S ’il est une chose dont Helsana se passe volontiers, c’est de l’avis de ses assurés. Il y a trois ans, la plus grosse caisse maladie du pays augmentait ainsi sans prévenir la franchise de certains jeunes assurés, en les priant seulement de faire savoir par écrit s’ils s’opposaient à cette modification contractuelle (lire BAS 5/01).

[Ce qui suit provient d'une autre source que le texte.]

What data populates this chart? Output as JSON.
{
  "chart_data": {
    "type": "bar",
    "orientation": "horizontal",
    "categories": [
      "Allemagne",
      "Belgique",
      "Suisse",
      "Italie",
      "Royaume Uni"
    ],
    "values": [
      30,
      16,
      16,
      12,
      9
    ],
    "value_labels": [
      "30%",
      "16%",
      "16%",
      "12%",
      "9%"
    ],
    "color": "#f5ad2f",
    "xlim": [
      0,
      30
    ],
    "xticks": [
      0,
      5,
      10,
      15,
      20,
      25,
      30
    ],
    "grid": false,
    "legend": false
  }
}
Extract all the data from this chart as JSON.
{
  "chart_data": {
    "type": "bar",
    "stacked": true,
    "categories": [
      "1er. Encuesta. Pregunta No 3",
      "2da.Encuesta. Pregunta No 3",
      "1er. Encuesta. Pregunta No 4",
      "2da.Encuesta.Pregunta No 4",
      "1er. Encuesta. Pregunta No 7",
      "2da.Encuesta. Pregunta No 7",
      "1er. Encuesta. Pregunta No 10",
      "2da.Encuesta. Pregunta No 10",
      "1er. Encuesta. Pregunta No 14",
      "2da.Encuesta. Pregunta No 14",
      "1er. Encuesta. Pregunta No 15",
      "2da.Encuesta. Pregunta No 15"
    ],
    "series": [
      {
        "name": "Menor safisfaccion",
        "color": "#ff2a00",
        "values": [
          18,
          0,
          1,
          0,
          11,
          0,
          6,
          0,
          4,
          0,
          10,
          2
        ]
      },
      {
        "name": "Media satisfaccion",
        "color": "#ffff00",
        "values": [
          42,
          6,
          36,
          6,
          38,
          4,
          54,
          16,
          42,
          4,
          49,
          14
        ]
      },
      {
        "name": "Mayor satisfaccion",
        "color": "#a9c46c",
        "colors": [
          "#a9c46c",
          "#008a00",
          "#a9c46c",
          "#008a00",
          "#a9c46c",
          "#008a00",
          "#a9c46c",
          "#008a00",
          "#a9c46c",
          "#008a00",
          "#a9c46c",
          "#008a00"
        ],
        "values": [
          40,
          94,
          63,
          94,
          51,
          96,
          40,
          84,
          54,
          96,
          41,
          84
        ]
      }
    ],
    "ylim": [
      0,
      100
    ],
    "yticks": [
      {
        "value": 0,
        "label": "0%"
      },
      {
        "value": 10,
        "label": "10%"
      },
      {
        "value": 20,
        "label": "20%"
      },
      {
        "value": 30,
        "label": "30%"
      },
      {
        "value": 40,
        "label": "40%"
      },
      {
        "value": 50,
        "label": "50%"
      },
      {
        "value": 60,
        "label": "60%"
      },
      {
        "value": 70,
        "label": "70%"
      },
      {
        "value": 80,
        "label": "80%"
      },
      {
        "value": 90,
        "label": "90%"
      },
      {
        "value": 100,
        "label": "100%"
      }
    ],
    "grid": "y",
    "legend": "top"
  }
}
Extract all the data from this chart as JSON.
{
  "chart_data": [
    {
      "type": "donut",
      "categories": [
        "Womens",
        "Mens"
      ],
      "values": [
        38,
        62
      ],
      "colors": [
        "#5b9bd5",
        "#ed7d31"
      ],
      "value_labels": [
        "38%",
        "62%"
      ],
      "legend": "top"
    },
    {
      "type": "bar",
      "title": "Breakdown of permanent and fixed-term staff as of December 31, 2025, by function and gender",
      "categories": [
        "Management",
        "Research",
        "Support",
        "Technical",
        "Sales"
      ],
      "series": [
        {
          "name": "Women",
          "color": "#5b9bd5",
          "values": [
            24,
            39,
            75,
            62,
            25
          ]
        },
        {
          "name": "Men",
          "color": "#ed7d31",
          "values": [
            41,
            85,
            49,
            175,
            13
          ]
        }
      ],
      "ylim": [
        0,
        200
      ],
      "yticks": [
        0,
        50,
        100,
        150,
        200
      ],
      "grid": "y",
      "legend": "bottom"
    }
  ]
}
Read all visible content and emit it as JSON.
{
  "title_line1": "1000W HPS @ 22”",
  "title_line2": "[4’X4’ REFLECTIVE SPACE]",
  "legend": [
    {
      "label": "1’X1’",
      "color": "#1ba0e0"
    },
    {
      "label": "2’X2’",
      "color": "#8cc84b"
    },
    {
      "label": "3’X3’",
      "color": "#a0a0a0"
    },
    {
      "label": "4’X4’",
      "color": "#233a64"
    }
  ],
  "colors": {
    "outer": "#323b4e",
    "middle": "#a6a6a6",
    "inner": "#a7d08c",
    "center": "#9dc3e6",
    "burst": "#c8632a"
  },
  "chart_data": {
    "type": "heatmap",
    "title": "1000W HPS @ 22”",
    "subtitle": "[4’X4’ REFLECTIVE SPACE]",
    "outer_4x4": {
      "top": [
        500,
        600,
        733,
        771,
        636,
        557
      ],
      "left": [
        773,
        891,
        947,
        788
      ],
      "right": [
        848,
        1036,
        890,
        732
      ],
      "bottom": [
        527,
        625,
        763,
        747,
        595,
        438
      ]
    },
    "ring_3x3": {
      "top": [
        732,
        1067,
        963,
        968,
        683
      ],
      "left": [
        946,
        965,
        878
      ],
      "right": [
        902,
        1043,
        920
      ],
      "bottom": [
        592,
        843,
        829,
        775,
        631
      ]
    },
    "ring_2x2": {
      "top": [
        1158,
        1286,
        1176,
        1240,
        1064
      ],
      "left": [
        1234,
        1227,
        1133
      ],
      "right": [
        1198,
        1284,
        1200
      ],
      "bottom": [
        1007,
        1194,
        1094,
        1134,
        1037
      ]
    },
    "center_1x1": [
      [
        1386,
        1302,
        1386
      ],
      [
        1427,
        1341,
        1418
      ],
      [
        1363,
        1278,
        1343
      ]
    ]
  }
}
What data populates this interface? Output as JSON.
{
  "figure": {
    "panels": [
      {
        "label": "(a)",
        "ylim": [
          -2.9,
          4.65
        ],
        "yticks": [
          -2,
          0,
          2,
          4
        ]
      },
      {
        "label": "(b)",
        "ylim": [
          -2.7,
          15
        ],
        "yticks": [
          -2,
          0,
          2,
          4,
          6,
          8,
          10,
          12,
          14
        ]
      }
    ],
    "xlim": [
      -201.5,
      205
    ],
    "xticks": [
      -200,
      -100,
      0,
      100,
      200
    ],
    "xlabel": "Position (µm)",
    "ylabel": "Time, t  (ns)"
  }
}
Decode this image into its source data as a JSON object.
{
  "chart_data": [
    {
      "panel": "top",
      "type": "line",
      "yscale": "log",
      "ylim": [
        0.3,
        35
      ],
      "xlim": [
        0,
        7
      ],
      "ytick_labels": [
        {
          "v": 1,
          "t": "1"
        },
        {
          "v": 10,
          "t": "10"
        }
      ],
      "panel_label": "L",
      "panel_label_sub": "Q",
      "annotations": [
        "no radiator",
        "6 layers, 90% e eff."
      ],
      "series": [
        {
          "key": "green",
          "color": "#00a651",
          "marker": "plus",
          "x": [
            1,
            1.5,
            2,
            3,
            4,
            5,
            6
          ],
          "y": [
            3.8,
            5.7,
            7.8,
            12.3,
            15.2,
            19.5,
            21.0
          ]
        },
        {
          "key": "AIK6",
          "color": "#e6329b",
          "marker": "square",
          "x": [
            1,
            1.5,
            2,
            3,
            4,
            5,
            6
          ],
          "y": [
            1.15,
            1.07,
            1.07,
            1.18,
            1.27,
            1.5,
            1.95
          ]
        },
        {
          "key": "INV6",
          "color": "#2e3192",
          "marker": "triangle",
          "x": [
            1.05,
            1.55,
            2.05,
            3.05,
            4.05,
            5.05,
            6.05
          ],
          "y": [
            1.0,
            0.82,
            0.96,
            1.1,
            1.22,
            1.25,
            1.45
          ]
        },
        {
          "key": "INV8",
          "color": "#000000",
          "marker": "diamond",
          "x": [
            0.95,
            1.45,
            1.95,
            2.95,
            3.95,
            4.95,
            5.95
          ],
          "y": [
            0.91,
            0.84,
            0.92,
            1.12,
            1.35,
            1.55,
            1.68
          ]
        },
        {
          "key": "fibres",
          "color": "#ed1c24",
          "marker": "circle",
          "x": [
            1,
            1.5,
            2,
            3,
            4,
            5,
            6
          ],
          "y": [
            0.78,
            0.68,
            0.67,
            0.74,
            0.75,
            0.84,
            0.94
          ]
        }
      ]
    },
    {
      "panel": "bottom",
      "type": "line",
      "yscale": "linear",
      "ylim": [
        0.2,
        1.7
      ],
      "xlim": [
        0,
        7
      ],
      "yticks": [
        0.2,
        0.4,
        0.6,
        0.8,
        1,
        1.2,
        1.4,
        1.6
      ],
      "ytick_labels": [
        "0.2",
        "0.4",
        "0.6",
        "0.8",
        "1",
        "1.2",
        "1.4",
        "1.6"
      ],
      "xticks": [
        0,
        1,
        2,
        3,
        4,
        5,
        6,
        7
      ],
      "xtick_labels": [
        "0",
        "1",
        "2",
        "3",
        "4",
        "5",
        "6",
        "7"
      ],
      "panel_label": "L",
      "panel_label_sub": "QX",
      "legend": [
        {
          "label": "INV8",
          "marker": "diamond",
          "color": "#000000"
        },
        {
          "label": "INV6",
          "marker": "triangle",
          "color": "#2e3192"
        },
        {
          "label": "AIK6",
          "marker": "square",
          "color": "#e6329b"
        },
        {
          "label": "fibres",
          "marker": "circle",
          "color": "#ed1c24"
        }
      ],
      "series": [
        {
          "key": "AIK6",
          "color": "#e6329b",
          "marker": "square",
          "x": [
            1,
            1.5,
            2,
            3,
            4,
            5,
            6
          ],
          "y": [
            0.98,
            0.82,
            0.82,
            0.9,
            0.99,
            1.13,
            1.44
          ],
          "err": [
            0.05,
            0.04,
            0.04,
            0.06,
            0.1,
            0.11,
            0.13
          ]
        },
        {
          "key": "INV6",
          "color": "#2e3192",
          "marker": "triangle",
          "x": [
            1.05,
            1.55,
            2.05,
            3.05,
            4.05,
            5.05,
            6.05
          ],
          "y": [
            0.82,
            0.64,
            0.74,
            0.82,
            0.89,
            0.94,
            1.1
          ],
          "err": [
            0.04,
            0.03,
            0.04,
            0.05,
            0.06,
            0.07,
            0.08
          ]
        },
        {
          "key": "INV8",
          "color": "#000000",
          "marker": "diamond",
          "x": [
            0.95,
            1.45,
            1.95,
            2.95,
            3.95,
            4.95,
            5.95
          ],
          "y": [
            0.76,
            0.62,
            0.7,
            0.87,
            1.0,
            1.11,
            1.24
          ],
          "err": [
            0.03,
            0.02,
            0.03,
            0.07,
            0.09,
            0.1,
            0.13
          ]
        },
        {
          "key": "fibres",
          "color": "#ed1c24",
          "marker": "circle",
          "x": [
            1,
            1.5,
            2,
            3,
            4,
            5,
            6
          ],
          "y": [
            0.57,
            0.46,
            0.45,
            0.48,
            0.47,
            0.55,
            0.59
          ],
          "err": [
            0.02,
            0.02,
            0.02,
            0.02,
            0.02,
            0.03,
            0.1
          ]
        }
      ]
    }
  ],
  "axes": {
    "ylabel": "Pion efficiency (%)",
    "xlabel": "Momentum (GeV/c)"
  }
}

L’an dernier, elle «proposait» aux nouveaux retraités une assurance complémentaire nommée CURA, avec un procédé très similaire, même s’il était plus prudent et qu’il a reçu l’approbation de la justice zurichoise (lire BAS 2 et 10/03).
Et il y a quelques jours, Helsana a fait savoir à un certain nombre d’assurés que, sans réaction de leur part, ils seraient, dès le 1er janvier prochain, au bénéfice du nouveau système PREMED-24, avec une réduction de 8% des primes à la clé.
Limiter les consultations
Le système en soi est original et loin d’être inintéressant. Sauf cas d’urgence et diverses situations déterminées (contrôles gynécologiques, séjours à l’étranger, etc.), l’assuré doit, avant de se rendre chez son médecin, téléphoner à un numéro gratuit, où il entrera en contact avec un spécialiste de la santé qui lui donnera son avis et lui fera des suggestions. Le but, on s’en doute, est de limiter ainsi certaines consultations qu’Helsana juge inutiles, et donc de réduire
les frais de santé. A vrai dire, pourquoi pas?
Le silence comme signature
Là où, une fois encore, le bât blesse, c’est qu’Helsana a choisi d’imposer ce système à «tous les assurés particulièrement touchés par la hausse des primes cette année» (combien, on ne le saura pas), en exigeant qu’ils fassent savoir par écrit, et d’ici au 14 novembre prochain, s’ils préférent en rester au système actuel.
Helsana modifie donc un contrat en considérant que le silence de l’assuré équivaut à sa signature. Un procédé juridiquement contestable lorsque cela n’a
pas été prévu préalablement.
A Zurich, la direction d’Helsana ne change pas son discours d’un iota: tout cela est fait dans l’intérêt de l’assuré, à qui on laisse la possibilité de refuser cette «proposition»; passez, il n’y a rien d’autre à commenter! Et à l’Office fédéral des assurances sociales (OFAS), on admet certes que le procédé est cavalier, mais on soupire de soulagement en s’apercevant qu’il n’y a pas de risques pour l’assuré, et donc qu’il n’y aura pas besoin d’entamer un bras de fer avec la plus grosse caisse maladie du pays.
Car, en effet, après avoir épluché les petites lettres des CGA (conditions générales d’assurance), force est de constater que l’assuré ne risque rien en entrant dans le système PREMED-24. Selon les CGA, si l’assuré se rend chez son médecin sans avoir composé le sésame
téléphonique au préalable, Helsana passera l’éponge la première fois, puis se réserve le droit de l’exclure du système dès la deuxième omission. En tel cas, l’assuré rejoindra le système actuel en payant la prime pleine, mais sans effet rétroactif (Helsana nous l’a confirmé). Autrement dit: les assurés qui ne désirent pas ce système ont tout intérêt à attendre leur exclusion, ce sera tout ça d’économisé dans l’intervalle!
Et tant l’OFAS qu’Helsana sont également d’accord sur un point: même si l’assuré n’a pas réagi d’ici au
14 novembre, cela ne veut pas dire qu’il a d’ores et déjà signé un nouveau bail pour 2004: il peut donc résilier son contrat jusqu’au 30 novembre 2003, comme la loi l’y autorise.
Christian Chevrolet
la stratégie d’Assura
Pas d’offre à 300 fr.
Plusieurs lecteurs nous ont signalé que Assura, l’une des caisses maladie les plus avantageuses en Suisse romande, refusait de leur faire des offres pour une assurance de base avec une franchise minimale (300 fr. dès l’an prochain).
«C’est exact, confirme l’un de ses directeurs, Jean-Michel Bonjour. Légalement, nous sommes tenus d’assurer n’importe qui avec une franchise minimale, ce que nous faisons si on nous le demande par écrit. Mais la loi ne nous oblige à rien de plus et nous ne ferons donc pas d’offres qui ne correspondent pas à notre stratégie commerciale».
C’est une interprétation restrictive du droit, mais qui ne pourrait vraiment être éclaircie que devant les juges. Or, comme pour l’affaire concernant Helsana ci-dessus, les assurés préfèrent naturellement se résigner ou changer de caisse plutôt que d’aller croiser le fer dans un tribunal. Et ça, bien sûr, les caisses maladie le savent.